Is there a limit on the size of an expression? If I write a function which includes an expression with thousands of boolean and arithnetic operations?

I'm looking to write a function List U32 -> List [A,B,C,D] that is efficient and I figured branchless would give a fixed number of calculations per U32. The use case is mapping unicode code points into graphmeme cluster break classes.

The other idea was to create a top level Dict U32 [A,B,C,...] but not sure if that would be more efficient?

I can write a benchmark, but thought I might ask here first and save myself in case there is an obvous solution to reach for.

view this post on Zulip Brendan Hansknecht (Oct 17 2023 at 03:55):

Like a when expression?

view this post on Zulip Brendan Hansknecht (Oct 17 2023 at 03:55):

Just need something more concrete to understand?

view this post on Zulip Brendan Hansknecht (Oct 17 2023 at 03:59):

Or a doc with some technical info on what you want to do would be good

view this post on Zulip Luke Boswell (Oct 17 2023 at 04:04):

Yeah, I could explain that better. I mean like a huge sequence of comparisons, like isControlClass = (u32 > 0x0 && u32 <= 0x9) || (u32 >= 0xB && u32 <= 0xC) || (u32 == 0x61C) || ...

view this post on Zulip Luke Boswell (Oct 17 2023 at 04:07):

I might be mixing operators there... but I mean boolean.

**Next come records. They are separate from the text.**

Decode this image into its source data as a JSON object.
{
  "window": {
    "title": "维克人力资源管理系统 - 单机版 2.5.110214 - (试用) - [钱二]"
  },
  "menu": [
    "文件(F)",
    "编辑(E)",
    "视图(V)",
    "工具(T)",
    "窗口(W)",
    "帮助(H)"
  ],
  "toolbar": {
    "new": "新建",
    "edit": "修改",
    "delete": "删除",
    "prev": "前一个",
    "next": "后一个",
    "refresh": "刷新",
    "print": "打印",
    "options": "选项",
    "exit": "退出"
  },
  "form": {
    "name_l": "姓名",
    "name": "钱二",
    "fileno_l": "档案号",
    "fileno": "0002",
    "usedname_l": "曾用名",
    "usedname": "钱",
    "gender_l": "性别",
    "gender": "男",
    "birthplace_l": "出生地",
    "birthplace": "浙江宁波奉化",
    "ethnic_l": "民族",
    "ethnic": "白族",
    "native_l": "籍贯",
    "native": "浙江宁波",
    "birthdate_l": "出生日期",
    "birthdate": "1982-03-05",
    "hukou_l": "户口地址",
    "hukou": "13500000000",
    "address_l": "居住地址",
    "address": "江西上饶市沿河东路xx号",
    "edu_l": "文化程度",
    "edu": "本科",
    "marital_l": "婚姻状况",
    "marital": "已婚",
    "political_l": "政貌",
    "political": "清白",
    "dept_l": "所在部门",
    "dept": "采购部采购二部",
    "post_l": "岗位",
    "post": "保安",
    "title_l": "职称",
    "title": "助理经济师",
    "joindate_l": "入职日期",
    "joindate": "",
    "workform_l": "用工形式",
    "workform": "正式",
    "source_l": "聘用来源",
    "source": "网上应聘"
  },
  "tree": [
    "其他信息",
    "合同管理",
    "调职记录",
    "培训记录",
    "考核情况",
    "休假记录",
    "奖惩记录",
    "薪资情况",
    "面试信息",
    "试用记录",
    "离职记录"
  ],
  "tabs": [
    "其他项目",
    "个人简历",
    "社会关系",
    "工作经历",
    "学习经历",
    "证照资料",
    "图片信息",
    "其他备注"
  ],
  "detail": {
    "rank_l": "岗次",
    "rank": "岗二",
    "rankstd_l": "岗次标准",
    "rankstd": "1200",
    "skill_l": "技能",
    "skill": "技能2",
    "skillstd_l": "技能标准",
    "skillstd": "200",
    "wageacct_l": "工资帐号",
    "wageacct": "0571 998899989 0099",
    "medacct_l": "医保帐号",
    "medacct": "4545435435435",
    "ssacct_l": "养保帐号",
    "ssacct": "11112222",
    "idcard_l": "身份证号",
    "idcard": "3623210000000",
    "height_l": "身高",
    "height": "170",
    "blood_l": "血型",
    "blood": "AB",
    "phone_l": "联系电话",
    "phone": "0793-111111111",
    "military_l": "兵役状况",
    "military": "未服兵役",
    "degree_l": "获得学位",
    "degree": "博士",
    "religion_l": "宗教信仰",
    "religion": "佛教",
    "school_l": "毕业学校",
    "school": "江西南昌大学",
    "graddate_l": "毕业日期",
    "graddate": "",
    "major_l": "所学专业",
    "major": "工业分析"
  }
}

view this post on Zulip Luke Boswell (Oct 17 2023 at 04:11):

I have wondered if it would be efficient to use some kind of lookup table, but that seems like a lot of memory. I've done some research on that and maybe it can be reduced by using multple lookups in sequence. The goal is U32 -> [A,B,C,...N].

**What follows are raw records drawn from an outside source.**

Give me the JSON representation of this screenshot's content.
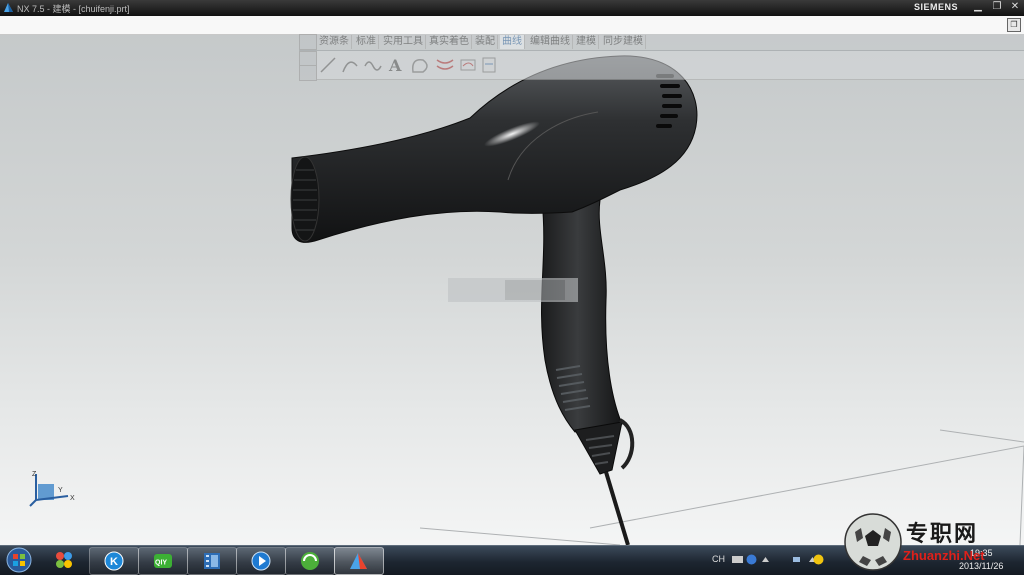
{
  "window": {
    "title": "NX 7.5 - 建模 - [chuifenji.prt]",
    "brand": "SIEMENS",
    "minimize": "▁",
    "restore": "❐",
    "close": "✕"
  },
  "toolbar": {
    "tabs": [
      {
        "label": "资源条"
      },
      {
        "label": "标准"
      },
      {
        "label": "实用工具"
      },
      {
        "label": "真实着色"
      },
      {
        "label": "装配"
      },
      {
        "label": "曲线",
        "active": true
      },
      {
        "label": "编辑曲线"
      },
      {
        "label": "建模"
      },
      {
        "label": "同步建模"
      }
    ],
    "icons": [
      "line-icon",
      "arc-icon",
      "spline-icon",
      "text-icon",
      "curve-region-icon",
      "offset-curve-icon",
      "project-curve-icon",
      "extract-curve-icon"
    ],
    "text_tool_glyph": "A"
  },
  "viewport": {
    "model": "hair-dryer",
    "triad_labels": {
      "z": "Z",
      "y": "Y",
      "x": "X"
    },
    "background_top": "#c4c8c9",
    "background_bottom": "#f4f5f5"
  },
  "taskbar": {
    "apps": [
      {
        "name": "start-orb"
      },
      {
        "name": "app-launcher"
      },
      {
        "name": "kugou-music",
        "glyph": "K"
      },
      {
        "name": "iqiyi-player",
        "glyph": "QIY"
      },
      {
        "name": "video-editor"
      },
      {
        "name": "media-player"
      },
      {
        "name": "browser"
      },
      {
        "name": "siemens-nx",
        "active": true
      }
    ],
    "tray": {
      "language": "CH",
      "time": "19:35",
      "date": "2013/11/26"
    }
  },
  "watermark": {
    "text_cn": "专职网",
    "url": "Zhuanzhi.Net"
  },
  "colors": {
    "title_bar": "#1c1c1c",
    "active_tab": "#3a6ea5",
    "watermark_red": "#e0201a"
  }
}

view this post on Zulip Luke Boswell (Oct 17 2023 at 04:13):

I can imagine creating the lookup tables by sampling every possible value from 0x0 to 0x10FFFF, and then generating the equivalent roc List [A,B,C,...].

view this post on Zulip Luke Boswell (Oct 17 2023 at 04:19):

https://www.unicode.org/Public/UCD/latest/ucd/auxiliary/GraphemeBreakProperty.txt

view this post on Zulip Luke Boswell (Oct 17 2023 at 04:20):

This doc maps the unicode code points to a graphmeme cluster break property. The rules for when to split up into extended graphmeme clusters are determined using these property values.

view this post on Zulip Brendan Hansknecht (Oct 17 2023 at 04:33):

Ah yeah, I would do the giant Boolean expression and not waste the memory on something that big

view this post on Zulip Brendan Hansknecht (Oct 17 2023 at 04:33):

That said, if it can be represented as a chain of very small lookups or a few medium lookups, that could be faster.

view this post on Zulip Brendan Hansknecht (Oct 17 2023 at 04:34):

Depends mostly on the size of the lookup and what it optimized to

view this post on Zulip Brendan Hansknecht (Oct 17 2023 at 04:34):

The Boolean expression should optimize just fine

view this post on Zulip Brendan Hansknecht (Oct 17 2023 at 04:35):

If it is faster than the lookup mostly depends on if the lookup will be in cache and just how many instructions it becomes


Last updated: Jul 05 2025 at 12:14 UTC